Part of the reason for Moeakiola’s commitment to the team is the team’s commitment to him, particularly through his periods of injury rehabilitation. During each instance, he said the team has been there like a family for him.

“I’ve been wishy-washy emotionally with surgeries and all that,” Moeakiola said. “But you’ve gotta have a foundation, and my foundation comes from my faith, the guys around me, and my family.
“They’ve just been so supportive of the things I’ve been through. It helped me stay at peace, stay at calm, and understand it’s not the end of the world.”

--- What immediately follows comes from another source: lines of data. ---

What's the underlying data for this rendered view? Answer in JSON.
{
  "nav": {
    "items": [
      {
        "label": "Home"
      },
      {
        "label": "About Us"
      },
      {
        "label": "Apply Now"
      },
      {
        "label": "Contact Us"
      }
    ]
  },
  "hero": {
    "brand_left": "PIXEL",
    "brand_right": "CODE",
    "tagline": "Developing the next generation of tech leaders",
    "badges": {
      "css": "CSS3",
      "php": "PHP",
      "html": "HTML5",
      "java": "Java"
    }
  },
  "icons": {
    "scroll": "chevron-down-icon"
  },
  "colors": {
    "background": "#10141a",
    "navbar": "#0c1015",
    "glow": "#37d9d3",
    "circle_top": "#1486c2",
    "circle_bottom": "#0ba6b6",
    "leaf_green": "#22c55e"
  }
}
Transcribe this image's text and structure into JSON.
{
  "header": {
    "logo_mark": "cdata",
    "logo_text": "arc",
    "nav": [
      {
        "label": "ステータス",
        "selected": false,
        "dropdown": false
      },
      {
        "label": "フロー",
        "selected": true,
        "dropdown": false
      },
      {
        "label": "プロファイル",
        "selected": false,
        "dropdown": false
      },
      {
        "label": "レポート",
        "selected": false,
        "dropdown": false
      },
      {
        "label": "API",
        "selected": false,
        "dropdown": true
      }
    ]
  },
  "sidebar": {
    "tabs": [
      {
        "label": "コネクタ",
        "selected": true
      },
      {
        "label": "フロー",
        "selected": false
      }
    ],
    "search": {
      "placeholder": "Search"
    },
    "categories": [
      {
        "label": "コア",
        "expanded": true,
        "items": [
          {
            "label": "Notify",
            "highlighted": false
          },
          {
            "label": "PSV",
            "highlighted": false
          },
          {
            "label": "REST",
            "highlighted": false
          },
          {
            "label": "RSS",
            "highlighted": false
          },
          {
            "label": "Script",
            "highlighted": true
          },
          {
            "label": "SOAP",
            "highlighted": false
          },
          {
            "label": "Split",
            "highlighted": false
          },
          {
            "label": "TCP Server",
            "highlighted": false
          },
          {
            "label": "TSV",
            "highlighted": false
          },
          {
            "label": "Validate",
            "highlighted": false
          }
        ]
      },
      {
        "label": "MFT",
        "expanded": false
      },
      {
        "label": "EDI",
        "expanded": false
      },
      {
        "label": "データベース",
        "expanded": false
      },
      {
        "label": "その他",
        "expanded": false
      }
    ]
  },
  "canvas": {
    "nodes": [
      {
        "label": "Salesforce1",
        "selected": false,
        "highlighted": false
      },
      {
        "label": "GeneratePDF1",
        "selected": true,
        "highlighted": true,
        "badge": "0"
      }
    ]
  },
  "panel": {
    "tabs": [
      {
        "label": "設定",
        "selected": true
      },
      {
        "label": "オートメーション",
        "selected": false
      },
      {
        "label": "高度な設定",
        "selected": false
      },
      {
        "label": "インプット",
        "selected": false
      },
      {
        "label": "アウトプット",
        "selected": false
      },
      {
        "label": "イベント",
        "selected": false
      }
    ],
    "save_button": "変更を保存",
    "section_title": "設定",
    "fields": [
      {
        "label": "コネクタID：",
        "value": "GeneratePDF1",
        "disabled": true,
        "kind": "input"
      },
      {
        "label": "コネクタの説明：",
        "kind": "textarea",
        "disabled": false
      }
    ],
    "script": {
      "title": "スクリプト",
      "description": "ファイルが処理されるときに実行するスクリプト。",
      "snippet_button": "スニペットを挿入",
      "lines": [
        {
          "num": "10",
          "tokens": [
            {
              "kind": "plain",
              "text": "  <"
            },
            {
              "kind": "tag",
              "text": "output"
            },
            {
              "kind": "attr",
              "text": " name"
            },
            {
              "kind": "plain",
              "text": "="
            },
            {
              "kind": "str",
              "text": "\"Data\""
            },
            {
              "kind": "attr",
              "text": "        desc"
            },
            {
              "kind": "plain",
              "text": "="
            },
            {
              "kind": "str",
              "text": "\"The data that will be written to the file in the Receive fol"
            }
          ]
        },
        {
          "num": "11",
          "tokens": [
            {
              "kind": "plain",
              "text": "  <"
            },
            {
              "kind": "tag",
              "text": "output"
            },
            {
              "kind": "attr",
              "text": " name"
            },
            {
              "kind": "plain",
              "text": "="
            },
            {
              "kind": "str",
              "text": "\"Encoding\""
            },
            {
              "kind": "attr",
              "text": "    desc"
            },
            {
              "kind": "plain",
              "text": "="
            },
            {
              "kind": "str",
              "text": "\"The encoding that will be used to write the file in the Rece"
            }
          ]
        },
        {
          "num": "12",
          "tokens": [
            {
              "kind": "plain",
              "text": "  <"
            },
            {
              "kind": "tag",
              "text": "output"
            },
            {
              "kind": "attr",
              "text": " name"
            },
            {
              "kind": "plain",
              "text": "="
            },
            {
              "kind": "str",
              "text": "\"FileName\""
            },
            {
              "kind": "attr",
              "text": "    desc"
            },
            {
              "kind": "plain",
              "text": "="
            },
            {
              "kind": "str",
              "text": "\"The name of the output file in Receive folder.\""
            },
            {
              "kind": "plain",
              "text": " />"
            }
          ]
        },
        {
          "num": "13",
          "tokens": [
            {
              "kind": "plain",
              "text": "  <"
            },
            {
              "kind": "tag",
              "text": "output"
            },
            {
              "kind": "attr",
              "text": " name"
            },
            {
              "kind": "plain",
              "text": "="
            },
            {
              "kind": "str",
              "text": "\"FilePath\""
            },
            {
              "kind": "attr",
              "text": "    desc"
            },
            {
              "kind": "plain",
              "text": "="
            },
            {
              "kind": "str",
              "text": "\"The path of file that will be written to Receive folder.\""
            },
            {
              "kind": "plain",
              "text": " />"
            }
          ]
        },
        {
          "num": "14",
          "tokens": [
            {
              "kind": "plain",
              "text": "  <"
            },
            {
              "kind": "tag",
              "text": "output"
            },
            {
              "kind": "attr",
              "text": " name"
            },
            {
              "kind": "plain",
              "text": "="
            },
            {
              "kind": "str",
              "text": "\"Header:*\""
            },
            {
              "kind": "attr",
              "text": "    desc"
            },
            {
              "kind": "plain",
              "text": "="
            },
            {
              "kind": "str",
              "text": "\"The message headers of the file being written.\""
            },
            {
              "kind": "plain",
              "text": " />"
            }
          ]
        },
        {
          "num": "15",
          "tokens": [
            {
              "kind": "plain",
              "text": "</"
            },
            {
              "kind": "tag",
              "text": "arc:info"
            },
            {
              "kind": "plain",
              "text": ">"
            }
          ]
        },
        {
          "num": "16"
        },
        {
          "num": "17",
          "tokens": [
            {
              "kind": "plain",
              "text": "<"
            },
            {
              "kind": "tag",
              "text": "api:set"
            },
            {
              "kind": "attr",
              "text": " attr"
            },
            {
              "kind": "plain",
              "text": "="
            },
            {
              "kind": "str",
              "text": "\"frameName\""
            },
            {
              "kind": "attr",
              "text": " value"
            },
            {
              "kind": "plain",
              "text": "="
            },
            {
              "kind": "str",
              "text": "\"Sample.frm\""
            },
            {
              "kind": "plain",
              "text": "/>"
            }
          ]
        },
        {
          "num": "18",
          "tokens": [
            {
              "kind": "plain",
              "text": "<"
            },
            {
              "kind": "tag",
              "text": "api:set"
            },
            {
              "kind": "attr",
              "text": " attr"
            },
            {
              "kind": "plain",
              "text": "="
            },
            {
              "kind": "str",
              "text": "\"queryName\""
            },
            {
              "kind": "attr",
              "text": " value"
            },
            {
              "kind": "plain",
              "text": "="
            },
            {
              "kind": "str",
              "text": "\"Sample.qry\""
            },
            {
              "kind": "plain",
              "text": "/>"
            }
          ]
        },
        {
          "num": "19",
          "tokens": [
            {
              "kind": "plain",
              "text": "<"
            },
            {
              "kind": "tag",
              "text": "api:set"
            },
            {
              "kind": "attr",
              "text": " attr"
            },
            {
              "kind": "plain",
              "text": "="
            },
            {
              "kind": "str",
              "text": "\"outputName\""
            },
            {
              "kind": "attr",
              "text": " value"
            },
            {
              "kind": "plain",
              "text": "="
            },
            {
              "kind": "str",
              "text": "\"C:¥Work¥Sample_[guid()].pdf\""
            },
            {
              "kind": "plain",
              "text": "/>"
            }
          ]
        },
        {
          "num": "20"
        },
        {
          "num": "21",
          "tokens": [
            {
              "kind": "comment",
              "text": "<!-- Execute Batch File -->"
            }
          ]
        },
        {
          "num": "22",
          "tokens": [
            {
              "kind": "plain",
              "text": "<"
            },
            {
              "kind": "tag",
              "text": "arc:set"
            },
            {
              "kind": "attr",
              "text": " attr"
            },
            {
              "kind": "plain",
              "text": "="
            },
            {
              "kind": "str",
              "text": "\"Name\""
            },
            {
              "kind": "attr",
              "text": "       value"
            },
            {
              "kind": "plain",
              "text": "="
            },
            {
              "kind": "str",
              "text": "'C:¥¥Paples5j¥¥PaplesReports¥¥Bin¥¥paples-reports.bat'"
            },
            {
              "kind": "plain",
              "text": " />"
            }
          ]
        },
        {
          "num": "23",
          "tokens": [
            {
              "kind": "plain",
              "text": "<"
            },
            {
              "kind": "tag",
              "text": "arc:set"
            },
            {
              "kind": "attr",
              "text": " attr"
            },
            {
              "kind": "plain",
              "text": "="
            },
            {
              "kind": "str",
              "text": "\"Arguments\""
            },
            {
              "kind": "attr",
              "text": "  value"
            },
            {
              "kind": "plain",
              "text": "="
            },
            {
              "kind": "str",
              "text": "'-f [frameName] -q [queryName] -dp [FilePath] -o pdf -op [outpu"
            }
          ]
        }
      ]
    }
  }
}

Mental toughness is something Mendoza said was a lasting trait Moeakiola instilled within him, and vice versa. Their relationship is one Mendoza says resembles a brotherhood.
“I feel like it’s a relationship that’ll never die,” Mendoza said.

Relationships like the one Moeakiola shares with Mendoza are the reason the defensive back says he remains confident heading into his final year for both the team’s success and his road to recovery.

When Moeakiola was asked to break the rock this offseason to ceremoniously conclude the Sun Devils’ summer workout, he said it was bittersweet to know it was his last time being a part of it. He said he hopes whoever listened to him speak carries his advice for the rest of their lives, and takes advantage of the opportunity they have.

Moeakiola said he wants to do his part by touching players of all personalities and backgrounds, and showing them how to do things. He wants to influence the younger players on the team to understand that without understanding purpose and family, it’s impossible to accomplish anything.

“You can’t (win) without the other 10 guys on that football field and that coaching staff, and the guys behind the scenes,” Moeakiola said. “They all play a role. And it’s just (about) helping each other realize that their role is just as important as yours.”

For Moeakiola, football is more than just a game. It’s about family, relationships, and understanding one’s own purpose and that of others to contribute to something bigger than them.